Artikel 47. Initiatiefvoorstel
De behandeling van het voorstel vindt plaats nadat alle op de agenda voorkomende voorstellen en onderwerpen zijn behandeld, tenzij de raad oordeelt dat het voorstel met het oog op de orde van de vergadering tezamen met een ander geagendeerd voorstel of onderwerp dient te worden behandeld of voor advies naar het college dient te worden gezonden. In het laatste geval bepaalt de raad in welke vergadering het voorstel opnieuw geagendeerd wordt.
Het verzoek tot het houden van een interpellatie wordt, behalve in naar het oordeel van de voorzitter spoedeisende gevallen, tenminste 48 uur voor de aanvang van de vergadering schriftelijk bij de griffier ingediend. Het verzoek bevat een duidelijke omschrijving van het onderwerp waarover inlichtingen worden verlangd, alsmede de te stellen vragen.
De griffier brengt de inhoud van het verzoek ter kennis van de overige raadsleden en het college. Bij het vaststellen van de agenda van de eerstvolgende vergadering na indiening van het verzoek wordt het verzoek ingebracht. De raad besluit over de toelating van het verzoek en bepaalt op welk tijdstip tijdens de vergadering de interpellatie zal worden gehouden.
Artikel 49. Schriftelijke vragen
Schriftelijke beantwoording vindt zo spoedig mogelijk plaats, in ieder geval binnen 30 dagen na de dag van ontvangst. Wanneer beantwoording niet binnen deze termijn kan plaatsvinden, zendt het college de vragensteller daarvan gemotiveerd bericht, waarbij aangegeven wordt binnen welke termijn beantwoording plaats zal vinden. Dit bericht wordt behandeld als een antwoord.
Hoofdstuk 5 Lidmaatschap van andere organisaties
Artikel 53. Verslag; verantwoording
Een raadslid, een wethouder, de burgemeester of de secretaris, die door de gemeenteraad is aangewezen tot lid van het algemeen bestuur van een openbaar lichaam of van een ander gemeenschappelijk orgaan, ingesteld op grond van de Wet gemeenschappelijke regelingen, heeft het recht, eventueel in aansluiting op de behandeling van de lijst van ingekomen stukken óf voor het sluiten van de vergadering, verslag te doen over zaken die in het algemeen bestuur als bedoeld aan de orde zijn.

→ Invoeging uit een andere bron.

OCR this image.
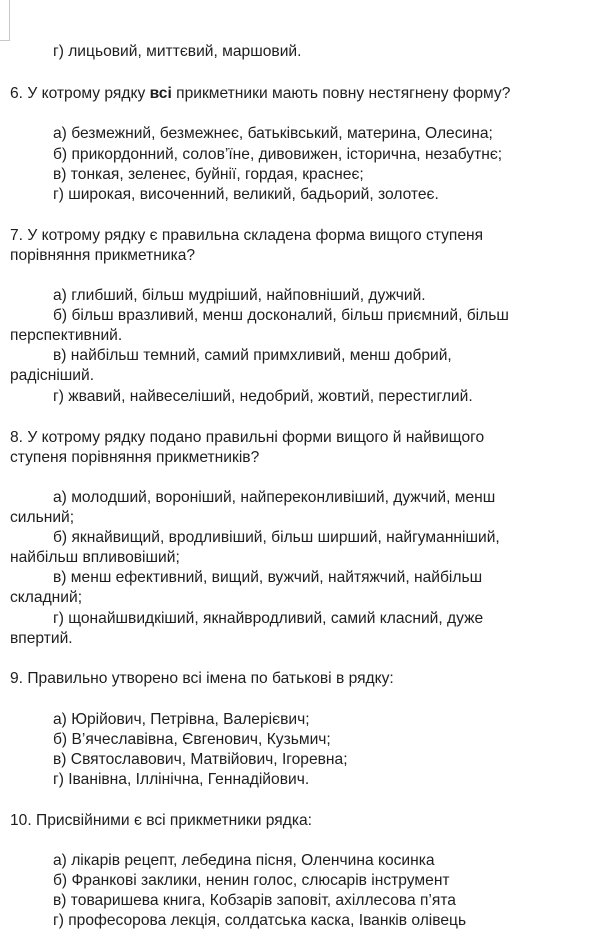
г) лицьовий, миттєвий, маршовий.
6. У котрому рядку всі прикметники мають повну нестягнену форму?
а) безмежний, безмежнеє, батьківський, материна, Олесина;
б) прикордонний, солов’їне, дивовижен, історична, незабутнє;
в) тонкая, зеленеє, буйнії, гордая, краснеє;
г) широкая, височенний, великий, бадьорий, золотеє.
7. У котрому рядку є правильна складена форма вищого ступеня
порівняння прикметника?
а) глибший, більш мудріший, найповніший, дужчий.
б) більш вразливий, менш досконалий, більш приємний, більш
перспективний.
в) найбільш темний, самий примхливий, менш добрий,
радісніший.
г) жвавий, найвеселіший, недобрий, жовтий, перестиглий.
8. У котрому рядку подано правильні форми вищого й найвищого
ступеня порівняння прикметників?
а) молодший, вороніший, найпереконливіший, дужчий, менш
сильний;
б) якнайвищий, вродливіший, більш ширший, найгуманніший,
найбільш впливовіший;
в) менш ефективний, вищий, вужчий, найтяжчий, найбільш
складний;
г) щонайшвидкіший, якнайвродливий, самий класний, дуже
впертий.
9. Правильно утворено всі імена по батькові в рядку:
а) Юрійович, Петрівна, Валерієвич;
б) В’ячеславівна, Євгенович, Кузьмич;
в) Святославович, Матвійович, Ігоревна;
г) Іванівна, Іллінічна, Геннадійович.
10. Присвійними є всі прикметники рядка:
а) лікарів рецепт, лебедина пісня, Оленчина косинка
б) Франкові заклики, ненин голос, слюсарів інструмент
в) товаришева книга, Кобзарів заповіт, ахіллесова п’ята
г) професорова лекція, солдатська каска, Іванків олівець
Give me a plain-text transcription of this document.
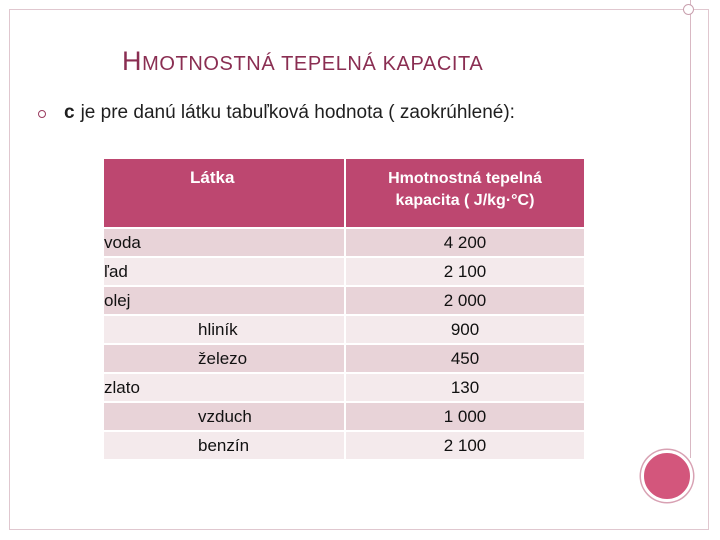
HMOTNOSTNÁ TEPELNÁ KAPACITA
c je pre danú látku tabuľková hodnota ( zaokrúhlené):
Látka	Hmotnostná tepelná
kapacita ( J/kg·°C)

voda	4 200
ľad	2 100
olej	2 000
hliník	900
železo	450
zlato	130
vzduch	1 000
benzín	2 100
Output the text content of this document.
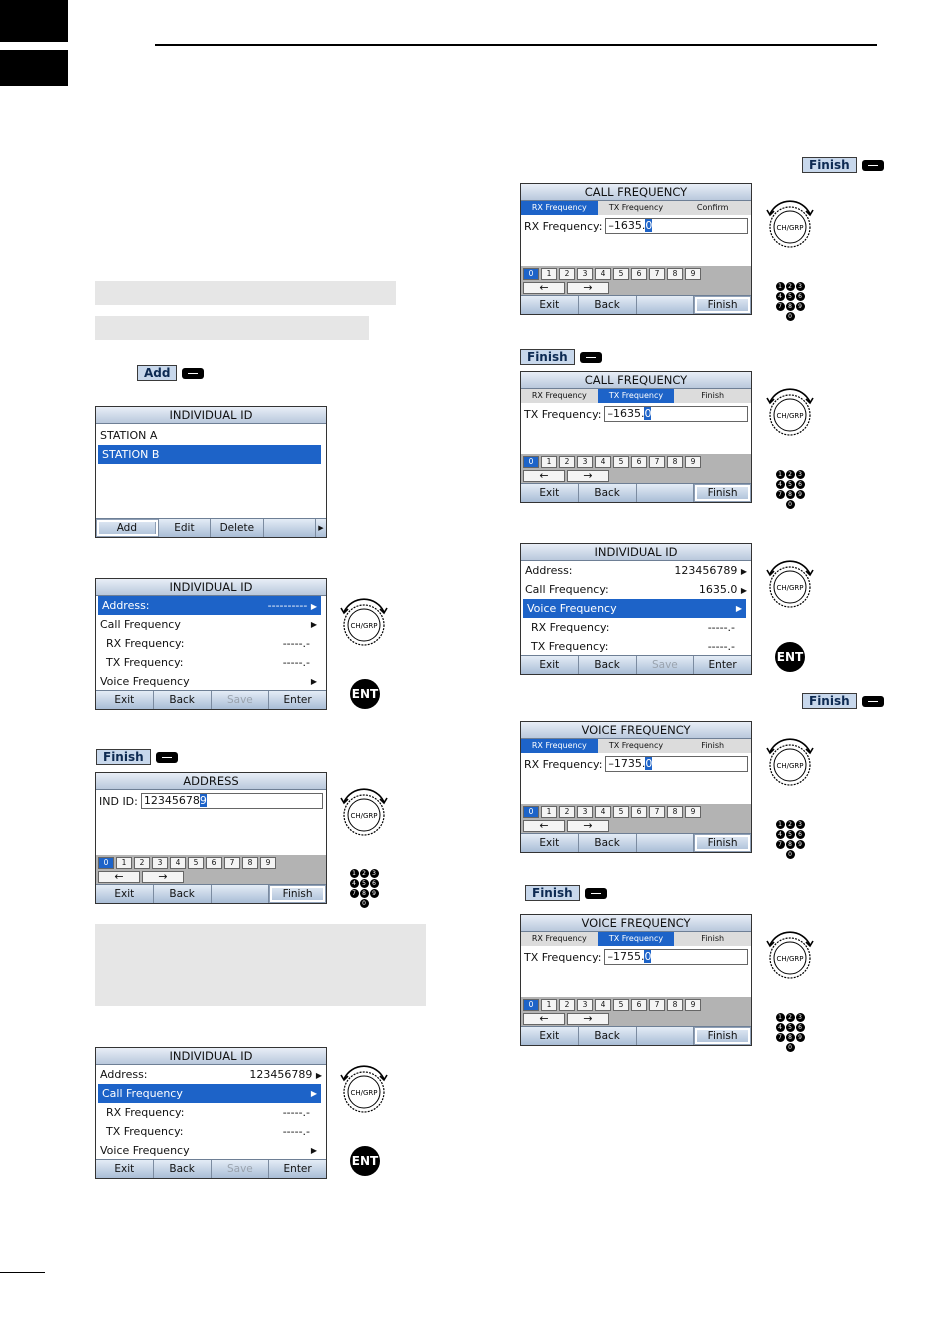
Add
Finish
Finish
Finish
Finish
Finish
INDIVIDUAL ID
STATION A
STATION B
Add	Edit	Delete	▶
INDIVIDUAL ID
Address:	---------- ▶
Call Frequency	▶
RX Frequency:	-----.-
TX Frequency:	-----.-
Voice Frequency	▶
Exit	Back	Save	Enter
ADDRESS
IND ID: 123456789
0	1	2	3	4	5	6	7	8	9
←	→
Exit	Back	Finish
INDIVIDUAL ID
Address:	123456789 ▶
Call Frequency	▶
RX Frequency:	-----.-
TX Frequency:	-----.-
Voice Frequency	▶
Exit	Back	Save	Enter
CALL FREQUENCY
RX Frequency	TX Frequency	Confirm
RX Frequency: –1635.0
0	1	2	3	4	5	6	7	8	9
←	→
Exit	Back	Finish
CALL FREQUENCY
RX Frequency	TX Frequency	Finish
TX Frequency: –1635.0
0	1	2	3	4	5	6	7	8	9
←	→
Exit	Back	Finish
INDIVIDUAL ID
Address:	123456789 ▶
Call Frequency:	1635.0 ▶
Voice Frequency	▶
RX Frequency:	-----.-
TX Frequency:	-----.-
Exit	Back	Save	Enter
VOICE FREQUENCY
RX Frequency	TX Frequency	Finish
RX Frequency: –1735.0
0	1	2	3	4	5	6	7	8	9
←	→
Exit	Back	Finish
VOICE FREQUENCY
RX Frequency	TX Frequency	Finish
TX Frequency: –1755.0
0	1	2	3	4	5	6	7	8	9
←	→
Exit	Back	Finish
CH/GRP
CH/GRP
CH/GRP
CH/GRP
CH/GRP
CH/GRP
CH/GRP
CH/GRP
ENT
ENT
ENT
1	2	3
4	5	6
7	8	9
0
1	2	3
4	5	6
7	8	9
0
1	2	3
4	5	6
7	8	9
0
1	2	3
4	5	6
7	8	9
0
1	2	3
4	5	6
7	8	9
0
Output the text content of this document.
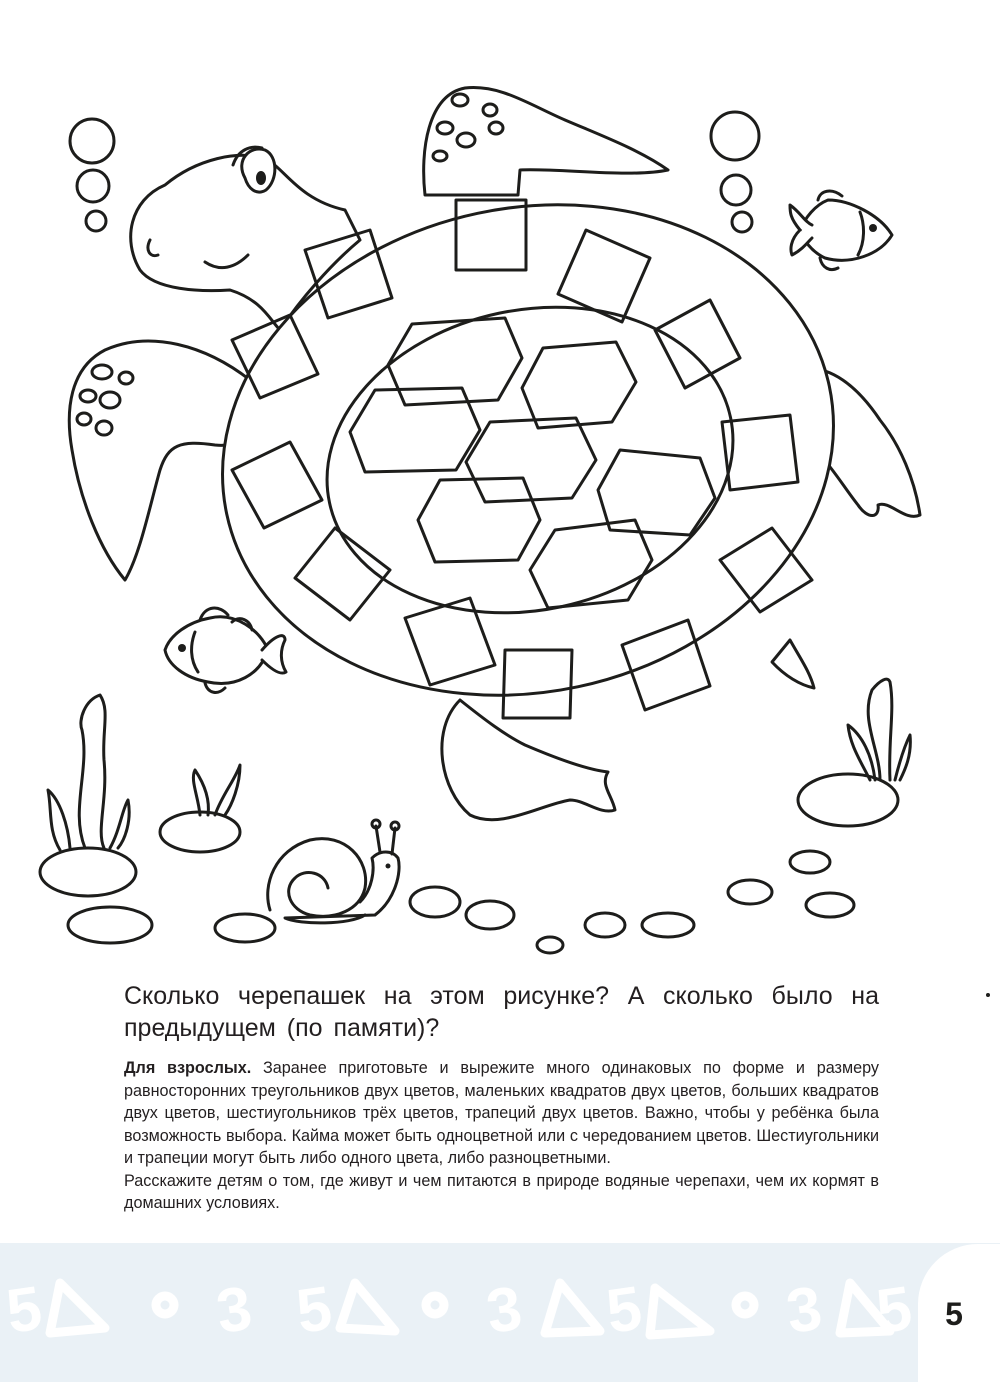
Сколько черепашек на этом рисунке? А сколько было на предыдущем (по памяти)?

Для взрослых. Заранее приготовьте и вырежите много одинаковых по форме и размеру равносторонних треугольников двух цветов, маленьких квадратов двух цветов, больших квадратов двух цветов, шестиугольников трёх цветов, трапеций двух цветов. Важно, чтобы у ребёнка была возможность выбора. Кайма может быть одноцветной или с чередованием цветов. Шестиугольники и трапеции могут быть либо одного цвета, либо разноцветными.

Расскажите детям о том, где живут и чем питаются в природе водяные черепахи, чем их кормят в домашних условиях.

5	3 5 3 5 3 5 5
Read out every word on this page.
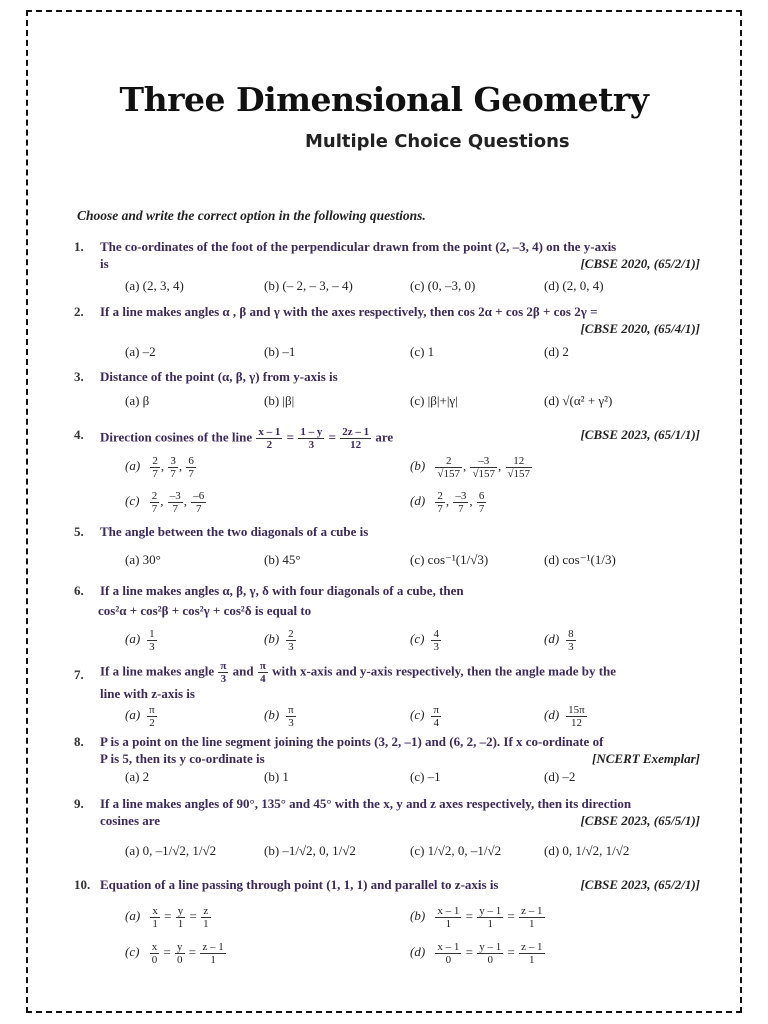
Three Dimensional Geometry
Multiple Choice Questions
Choose and write the correct option in the following questions.
1. The co-ordinates of the foot of the perpendicular drawn from the point (2, –3, 4) on the y-axis
is	[CBSE 2020, (65/2/1)]
(a) (2, 3, 4)	(b) (– 2, – 3, – 4)	(c) (0, –3, 0)	(d) (2, 0, 4)
2. If a line makes angles α , β and γ with the axes respectively, then cos 2α + cos 2β + cos 2γ =
[CBSE 2020, (65/4/1)]
(a) –2	(b) –1	(c) 1	(d) 2
3. Distance of the point (α, β, γ) from y-axis is
(a) β	(b) |β|	(c) |β|+|γ|	(d) √(α² + γ²)
4. Direction cosines of the line $\frac{x - 1}{2} = \frac{1 - y}{3} = \frac{2z - 1}{12}$ are	[CBSE 2023, (65/1/1)]
$(a) \frac{2}{7}$ , $\frac{3}{7}$ , $\frac{6}{7}$	$(b) \frac{2}{√157}$ , $\frac{-3}{√157}$ , $\frac{12}{√157}$
$(c) \frac{2}{7}$ , $\frac{-3}{7}$ , $\frac{-6}{7}$	$(d) \frac{2}{7}$ , $\frac{-3}{7}$ , $\frac{6}{7}$
5. The angle between the two diagonals of a cube is
(a) 30°	(b) 45°	(c) cos⁻¹(1/√3)	(d) cos⁻¹(1/3)
6. If a line makes angles α, β, γ, δ with four diagonals of a cube, then
cos²α + cos²β + cos²γ + cos²δ is equal to
$(a) \frac{1}{3}$	$(b) \frac{2}{3}$	$(c) \frac{4}{3}$	$(d) \frac{8}{3}$
7. If a line makes angle $\frac{\pi}{3}$ and $\frac{\pi}{4}$ with x-axis and y-axis respectively, then the angle made by the
line with z-axis is
$(a) \frac{\pi}{2}$	$(b) \frac{\pi}{3}$	$(c) \frac{\pi}{4}$	$(d) \frac{15\pi}{12}$
8. P is a point on the line segment joining the points (3, 2, –1) and (6, 2, –2). If x co-ordinate of
P is 5, then its y co-ordinate is	[NCERT Exemplar]
(a) 2	(b) 1	(c) –1	(d) –2
9. If a line makes angles of 90°, 135° and 45° with the x, y and z axes respectively, then its direction
cosines are	[CBSE 2023, (65/5/1)]
(a) 0, –1/√2, 1/√2	(b) –1/√2, 0, 1/√2	(c) 1/√2, 0, –1/√2	(d) 0, 1/√2, 1/√2
10. Equation of a line passing through point (1, 1, 1) and parallel to z-axis is	[CBSE 2023, (65/2/1)]
$(a) \frac{x}{1} = \frac{y}{1} = \frac{z}{1}$	$(b) \frac{x - 1}{1} = \frac{y - 1}{1} = \frac{z - 1}{1}$
$(c) \frac{x}{0} = \frac{y}{0} = \frac{z - 1}{1}$	$(d) \frac{x - 1}{0} = \frac{y - 1}{0} = \frac{z - 1}{1}$
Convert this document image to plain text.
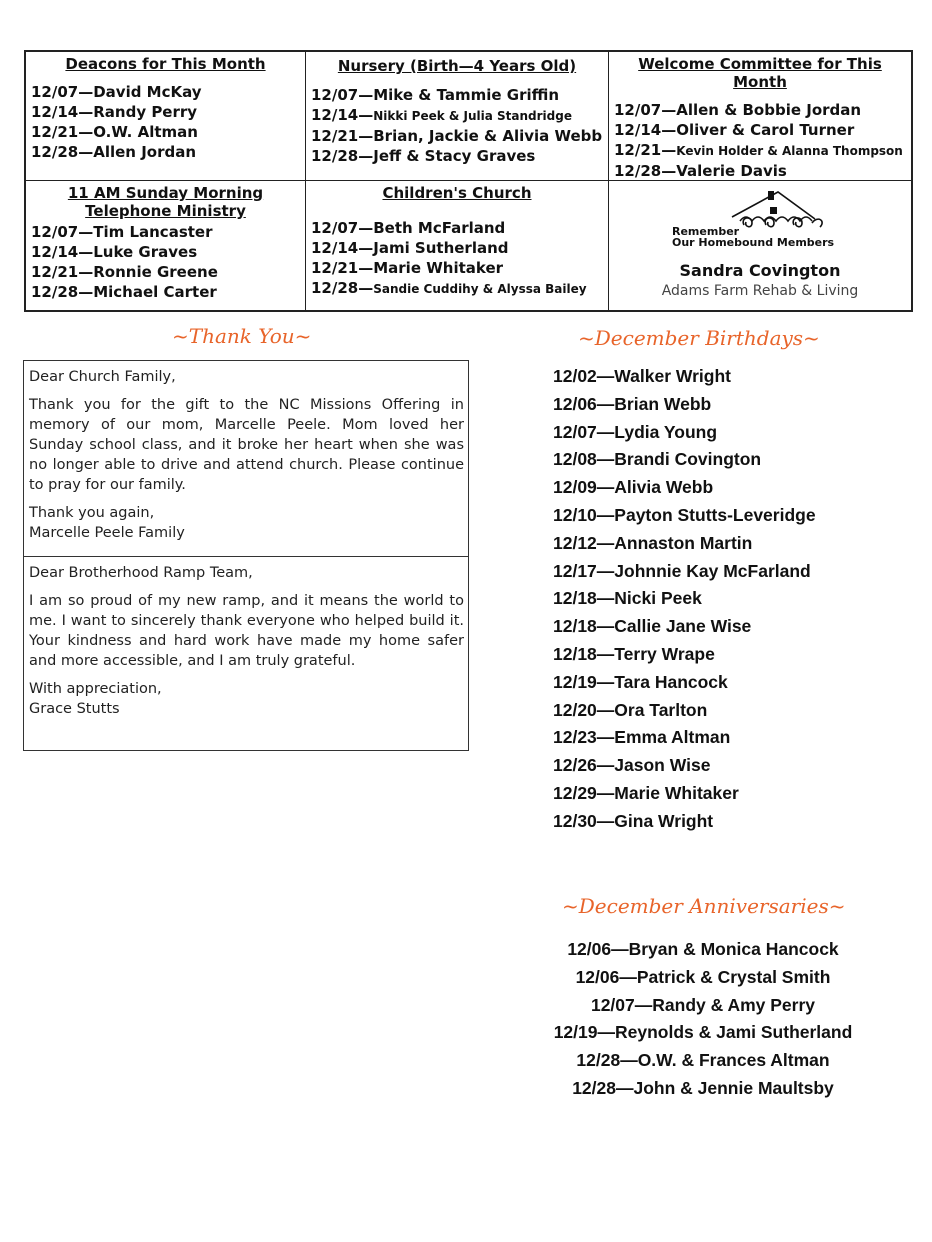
Deacons for This Month
12/07—David McKay
12/14—Randy Perry
12/21—O.W. Altman
12/28—Allen Jordan
Nursery (Birth—4 Years Old)
12/07—Mike & Tammie Griffin
12/14—Nikki Peek & Julia Standridge
12/21—Brian, Jackie & Alivia Webb
12/28—Jeff & Stacy Graves
Welcome Committee for This Month
12/07—Allen & Bobbie Jordan
12/14—Oliver & Carol Turner
12/21—Kevin Holder & Alanna Thompson
12/28—Valerie Davis
11 AM Sunday Morning
Telephone Ministry
12/07—Tim Lancaster
12/14—Luke Graves
12/21—Ronnie Greene
12/28—Michael Carter
Children's Church
12/07—Beth McFarland
12/14—Jami Sutherland
12/21—Marie Whitaker
12/28—Sandie Cuddihy & Alyssa Bailey
Remember
Our Homebound Members
Sandra Covington
Adams Farm Rehab & Living
~Thank You~

Dear Church Family,

Thank you for the gift to the NC Missions Offering in memory of our mom, Marcelle Peele. Mom loved her Sunday school class, and it broke her heart when she was no longer able to drive and attend church. Please continue to pray for our family.

Thank you again,

Marcelle Peele Family

Dear Brotherhood Ramp Team,

I am so proud of my new ramp, and it means the world to me. I want to sincerely thank everyone who helped build it. Your kindness and hard work have made my home safer and more accessible, and I am truly grateful.

With appreciation,

Grace Stutts

~December Birthdays~
12/02—Walker Wright
12/06—Brian Webb
12/07—Lydia Young
12/08—Brandi Covington
12/09—Alivia Webb
12/10—Payton Stutts-Leveridge
12/12—Annaston Martin
12/17—Johnnie Kay McFarland
12/18—Nicki Peek
12/18—Callie Jane Wise
12/18—Terry Wrape
12/19—Tara Hancock
12/20—Ora Tarlton
12/23—Emma Altman
12/26—Jason Wise
12/29—Marie Whitaker
12/30—Gina Wright
~December Anniversaries~
12/06—Bryan & Monica Hancock
12/06—Patrick & Crystal Smith
12/07—Randy & Amy Perry
12/19—Reynolds & Jami Sutherland
12/28—O.W. & Frances Altman
12/28—John & Jennie Maultsby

Door de raad gewenste bespreking van dit verslag kan de voorzitter verwijzen naar de desbetreffende bijeenkomst.
Wanneer een raadslid, een wethouder, de burgemeester of secretaris, als lid van het algemeen bestuur van een openbaar lichaam of van een ander gemeenschappelijk orgaan, er niet toe leidt dat betrokkene zijn ontslag daartoe indient, kan de raad besluiten tot ontslag als lid van het algemeen bestuur van een openbaar lichaam of van een ander gemeenschappelijk orgaan.
Hoofdstuk 6 Besloten vergadering
Op een besloten vergadering zijn de bepalingen in hoofdstuk III paragraaf 3 van dit reglement welke gelden voor een openbare vergadering van overeenkomstige toepassing.
Voor de afloop van de besloten vergadering beslist de raad of omtrent de inhoud van de stukken en het verhandelde geheimhouding zal gelden. De raad kan besluiten de geheimhouding op te heffen.
Artikel 57. Opheffing geheimhouding
Wanneer de raad op grond van artikel 25, derde en vierde lid, artikel 55, tweede en derde lid, of artikel 86, tweede en derde lid, van de Gemeentewet voornemens is de geheimhouding op te heffen wordt, wanneer daarom wordt verzocht door het orgaan dat geheimhouding heeft opgelegd, in een besloten vergadering met het desbetreffende orgaan overleg gevoerd.
Hoofdstuk 7 Toehoorders en pers
Artikel 58. Toehoorders en pers
Wanneer de ruimte op de publieke tribune tijdens de raadsvergadering of het raadsoverleg ontoereikend is, neemt de voorzitter respectievelijk de voorzitter van het raadsoverleg de nodige maatregelen om de overige toehoorders, voor zover mogelijk, in de gelegenheid te stellen het verloop van de vergadering elders te volgen.
Artikel 59. Geluid- en beeldregistraties
Degenen die in de vergaderzaal tijdens een openbare raadsvergadering en/of raadsoverleg geluid- dan wel beeldregistraties willen maken doen hiervan mededeling aan de voorzitter respectievelijk de voorzitter van het raadsoverleg en gedragen zich naar zijn aanwijzingen. Deze aanwijzingen kunnen niet zover gaan dat zij de vrijheid van pers aantasten.
Artikel 60. Maatregelen van orde
Als de voorzitter of de voorzitter van het raadsoverleg dit nodig oordeelt, kan hij de raadsvergadering respectievelijk het raadsoverleg voor een door hem te bepalen tijd schorsen ter handhaving van de openbare orde op de publieke tribune. Hij kan zo nodig de publieke tribune laten ontruimen.